Recommended ReadingJames et al. (2013) Introduction to Statistical Learning. Springer Series in Statistics. Available for free download at www.statlearning.com.

Module 4: Unsupervised Methods for Statistical Machine Learning

Week 3, Session 5: Monday, July 23, 8:30 a.m.-5 p.m.; Tuesday, July 24, 8:30 a.m.-5 p.m.; Wednesday, July 25, 8:30 a.m.-Noon 

Instructor(s): Genevera Allen, Rice UniversityYufeng Liu, University of North Carolina

In this module, we will present a number of unsupervised learning techniques for finding patterns and associations in Biomedical Big Data. These include dimension reduction techniques such as principal components analysis and non-negative matrix factorization, clustering analysis, and network analysis with graphical models.
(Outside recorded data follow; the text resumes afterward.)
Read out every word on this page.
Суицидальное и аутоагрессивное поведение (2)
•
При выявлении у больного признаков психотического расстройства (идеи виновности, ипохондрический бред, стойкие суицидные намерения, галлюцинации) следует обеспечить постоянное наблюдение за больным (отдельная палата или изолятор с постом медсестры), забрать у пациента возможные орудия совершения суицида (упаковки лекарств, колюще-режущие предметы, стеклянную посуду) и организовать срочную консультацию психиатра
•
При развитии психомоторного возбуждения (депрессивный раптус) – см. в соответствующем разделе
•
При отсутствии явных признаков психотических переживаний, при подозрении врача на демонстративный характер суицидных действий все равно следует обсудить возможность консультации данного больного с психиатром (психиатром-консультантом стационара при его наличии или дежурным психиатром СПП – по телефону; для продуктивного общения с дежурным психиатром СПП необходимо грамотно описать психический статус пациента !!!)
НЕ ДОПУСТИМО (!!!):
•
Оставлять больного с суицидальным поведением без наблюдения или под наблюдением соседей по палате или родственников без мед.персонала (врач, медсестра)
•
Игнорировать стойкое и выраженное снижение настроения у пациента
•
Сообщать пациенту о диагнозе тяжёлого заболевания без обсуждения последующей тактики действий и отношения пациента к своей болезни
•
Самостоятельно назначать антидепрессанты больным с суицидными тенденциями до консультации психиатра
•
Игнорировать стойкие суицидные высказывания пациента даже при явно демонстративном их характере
We will also discuss large-scale inference issues, such as multiple testing, that arise when mining for associations in Biomedical Big Data. As in Module 4 on supervised learning, the main emphasis will be on the analysis of real high-dimensional data sets from various scientific fields, including genomics and biomedical imaging. The techniques discussed will be demonstrated in R.

This course assumes some previous exposure to linear regression and statistical hypothesis testing, as well as some familiarity with R or another programming language.

Recommended ReadingJames et al. (2013) Introduction to Statistical Learning. Springer Series in Statistics. Available for free download at www.statlearning.com.

Module 5: Visualization of Biomedical Big Data

Week 3, Session 6: Wednesday, July 25, 1:30-5 p.m.; Thursday, July 26, 8:30 a.m.-5 p.m.; Friday, July 27, 8:30 a.m.-Noon 

Instructors: Dianne Cook, Monash University; Heike Hofmann, Iowa State University

We will present general-purpose techniques for visualizing any sort of large data sets, as well as specific techniques for visualizing common types of biological data sets. Often the challenge of visualizing Big Data is to aggregate it down to a suitable level. Understanding Big Data involves an iterative cycle of visualization and modeling. We will illustrate this with several case studies during the workshop.

The first segment of this module will focus on structured development of graphics using static graphics. This will use the ggplot2 package in R. It enables building plots using grammatically defined elements, and producing templates for use with multiple data sets. We will show how to extend these principles for genomic data using the ggplot2-based ggbio package.

The second segment will focus on interactive graphics for rapid exploration of Big Data. We will also demonstrate interactive techniques for high-performance local display using cranvas, and for easily creating interactive web graphics with ggvis. In addition, we will explain how to create simple web GUIs for managing complex summaries of biological data using the shiny package.

We will use a hands-on teaching methodology that combines short lectures with longer practice sessions. As students learn about new techniques, they will also be able to put them into practice and receive feedback from experts. We will teach using R and Rstudio.

Module assumes some familiarity with R.

Recommended ReadingCookbook for R, by Winston Chang, available at www.cookbook-r.com.